Thirty four years and three national awards later, Mithun Chakraborty shows no signs of slowing down.

entertainment Updated: Jul 03, 2010 00:53 IST
Debjeet Kundu
Debjeet Kundu
Hindustan Times

Mithun ChakrabortyThere are two types of actors in the industry — the first one says ‘look, I’m here’, and for the second one, people say ‘look, he’s here’. I’ve always liked the second one more," says Mithun Chakraborty, responding to why he’d never go up to any popular director for work. In the Capital for the premiere of his Bangla film Shukno Lanka (Dry Red Chilli), the superstar indulged in a tête-à-tête with HT City.

From a National Award in his very first film for playing a tribal boy in Mrigaya in 1976 to his comic timing in the yet-to-release Golmaal 3, Chakraborty’s practically living the dream. But, the 60-year-old still doesn’t want to ‘wake up’ halfway through.

“I just let myself go with flow. Else, how could you think of a Disco Dancer playing Ramakrishna Paramhans (in Swami Vivekanda)?” says the actor, who plays a struggling junior artist in his latest film — a role that’s being touted as his claim to a fourth national award. “It’d be hypocritical to say I don’t want awards. Everyone loves them,” says Chakraborty. “But, I work for the love of acting, not for the awards,” he points out.

For someone who has a fan base not only in India — his popularity in Russia is next only to Raj Kapoor’s — Mithunda isn’t game for Twitter like most Bollywood stars. “All the best to people who have time and enjoy it, but I’m happy being this way,” he says. “The only connect with my fans is through my films.”

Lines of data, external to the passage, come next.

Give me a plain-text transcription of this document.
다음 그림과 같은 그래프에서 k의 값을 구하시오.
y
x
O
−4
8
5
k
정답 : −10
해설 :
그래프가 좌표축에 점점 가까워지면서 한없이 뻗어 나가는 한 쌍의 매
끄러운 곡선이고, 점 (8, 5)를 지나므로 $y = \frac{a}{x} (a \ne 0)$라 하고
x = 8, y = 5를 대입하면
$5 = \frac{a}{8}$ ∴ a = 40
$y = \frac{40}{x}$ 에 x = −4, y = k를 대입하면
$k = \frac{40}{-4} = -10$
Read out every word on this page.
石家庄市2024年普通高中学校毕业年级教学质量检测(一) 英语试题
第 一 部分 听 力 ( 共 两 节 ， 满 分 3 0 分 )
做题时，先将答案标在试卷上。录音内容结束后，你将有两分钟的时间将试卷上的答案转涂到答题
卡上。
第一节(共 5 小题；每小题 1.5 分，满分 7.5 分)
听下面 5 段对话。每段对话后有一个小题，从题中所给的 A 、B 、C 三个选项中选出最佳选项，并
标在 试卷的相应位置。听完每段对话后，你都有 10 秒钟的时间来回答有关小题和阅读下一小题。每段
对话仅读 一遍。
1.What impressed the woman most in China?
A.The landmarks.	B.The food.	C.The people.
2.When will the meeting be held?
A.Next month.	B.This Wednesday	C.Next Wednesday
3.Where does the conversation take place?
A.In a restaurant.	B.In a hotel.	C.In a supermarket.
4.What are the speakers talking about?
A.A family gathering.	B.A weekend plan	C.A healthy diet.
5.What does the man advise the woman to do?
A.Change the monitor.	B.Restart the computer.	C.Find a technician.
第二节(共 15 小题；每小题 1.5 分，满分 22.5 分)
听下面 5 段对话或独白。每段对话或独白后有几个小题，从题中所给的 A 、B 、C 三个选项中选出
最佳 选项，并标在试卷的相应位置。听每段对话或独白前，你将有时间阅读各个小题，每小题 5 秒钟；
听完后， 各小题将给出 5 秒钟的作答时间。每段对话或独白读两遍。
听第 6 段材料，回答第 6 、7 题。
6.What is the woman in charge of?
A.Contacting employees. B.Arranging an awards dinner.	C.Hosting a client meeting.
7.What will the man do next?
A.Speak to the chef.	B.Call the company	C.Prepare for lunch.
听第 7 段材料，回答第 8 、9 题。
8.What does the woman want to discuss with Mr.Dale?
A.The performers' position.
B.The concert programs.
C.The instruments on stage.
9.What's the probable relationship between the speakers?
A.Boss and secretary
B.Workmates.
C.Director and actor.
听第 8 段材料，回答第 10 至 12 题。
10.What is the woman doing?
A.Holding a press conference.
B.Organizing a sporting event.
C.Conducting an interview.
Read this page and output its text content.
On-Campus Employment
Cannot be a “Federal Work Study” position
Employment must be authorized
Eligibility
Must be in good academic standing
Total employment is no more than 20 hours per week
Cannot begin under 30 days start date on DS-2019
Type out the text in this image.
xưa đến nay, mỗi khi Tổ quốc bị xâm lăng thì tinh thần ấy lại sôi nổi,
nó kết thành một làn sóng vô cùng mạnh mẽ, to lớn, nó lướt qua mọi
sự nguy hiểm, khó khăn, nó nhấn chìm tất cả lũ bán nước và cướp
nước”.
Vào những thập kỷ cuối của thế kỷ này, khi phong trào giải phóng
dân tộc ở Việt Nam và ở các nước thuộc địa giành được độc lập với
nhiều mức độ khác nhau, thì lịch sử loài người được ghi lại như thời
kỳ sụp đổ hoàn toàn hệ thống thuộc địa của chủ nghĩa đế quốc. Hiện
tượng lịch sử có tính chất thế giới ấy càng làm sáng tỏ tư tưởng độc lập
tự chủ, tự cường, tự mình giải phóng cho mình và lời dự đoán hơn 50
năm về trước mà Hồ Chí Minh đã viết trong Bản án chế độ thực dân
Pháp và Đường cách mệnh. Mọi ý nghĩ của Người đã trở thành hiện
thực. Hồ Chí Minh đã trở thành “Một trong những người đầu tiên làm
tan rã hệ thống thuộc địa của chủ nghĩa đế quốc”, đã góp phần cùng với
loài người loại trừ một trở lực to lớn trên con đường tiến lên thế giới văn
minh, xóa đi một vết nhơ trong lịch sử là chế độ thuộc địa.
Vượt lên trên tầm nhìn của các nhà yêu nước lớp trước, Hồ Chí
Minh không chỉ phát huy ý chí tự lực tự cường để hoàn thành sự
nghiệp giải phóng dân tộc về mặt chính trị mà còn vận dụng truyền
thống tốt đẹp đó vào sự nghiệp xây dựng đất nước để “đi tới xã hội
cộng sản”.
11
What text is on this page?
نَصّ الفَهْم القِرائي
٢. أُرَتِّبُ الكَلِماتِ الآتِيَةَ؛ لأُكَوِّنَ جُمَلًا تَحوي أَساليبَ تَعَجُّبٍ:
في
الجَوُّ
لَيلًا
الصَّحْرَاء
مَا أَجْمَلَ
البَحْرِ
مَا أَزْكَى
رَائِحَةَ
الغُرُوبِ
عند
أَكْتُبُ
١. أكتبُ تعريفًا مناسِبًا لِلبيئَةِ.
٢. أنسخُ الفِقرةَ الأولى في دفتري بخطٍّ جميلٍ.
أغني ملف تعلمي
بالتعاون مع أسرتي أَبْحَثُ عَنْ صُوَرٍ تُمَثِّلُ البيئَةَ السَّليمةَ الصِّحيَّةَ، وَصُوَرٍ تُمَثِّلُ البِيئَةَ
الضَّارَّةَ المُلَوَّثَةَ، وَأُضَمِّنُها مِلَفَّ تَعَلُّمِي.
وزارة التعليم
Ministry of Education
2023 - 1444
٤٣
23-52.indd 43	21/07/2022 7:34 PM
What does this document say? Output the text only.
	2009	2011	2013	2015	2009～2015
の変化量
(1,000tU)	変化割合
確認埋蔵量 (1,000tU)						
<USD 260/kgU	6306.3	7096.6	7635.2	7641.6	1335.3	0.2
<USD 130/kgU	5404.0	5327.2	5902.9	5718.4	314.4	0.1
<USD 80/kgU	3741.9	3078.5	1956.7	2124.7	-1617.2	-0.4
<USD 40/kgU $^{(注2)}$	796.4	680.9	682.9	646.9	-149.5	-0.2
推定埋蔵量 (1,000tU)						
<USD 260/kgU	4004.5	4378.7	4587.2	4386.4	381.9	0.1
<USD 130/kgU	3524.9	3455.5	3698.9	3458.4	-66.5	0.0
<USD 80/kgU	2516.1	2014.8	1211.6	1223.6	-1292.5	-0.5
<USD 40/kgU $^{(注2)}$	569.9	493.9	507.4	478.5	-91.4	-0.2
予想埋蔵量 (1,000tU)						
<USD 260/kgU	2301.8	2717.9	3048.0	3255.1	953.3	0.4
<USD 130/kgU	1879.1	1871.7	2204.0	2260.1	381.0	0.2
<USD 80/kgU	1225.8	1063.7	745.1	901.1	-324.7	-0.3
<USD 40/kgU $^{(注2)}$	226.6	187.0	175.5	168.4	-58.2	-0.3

The actor wants to direct, but wants to give it some time. “I think people still want to see me onscreen. When that reaches a saturation point, I’ll turn elsewhere,” says the veteran.

Does it hurt to see his son Mimoh not shine like him as an actor? “When you are a superstar’s son, good living is your only blessing, every other thing is a curse,” he says, referring to the high level of expectation. “As a father, I’ll do everything to groom him, but he has to fight his own battle,” he says, before sharing some fond memories of the Capital. “I was shooting in Chandni Chowk, and I gorged on the food there,” he recollects fondly. “I just love Delhi’s food.”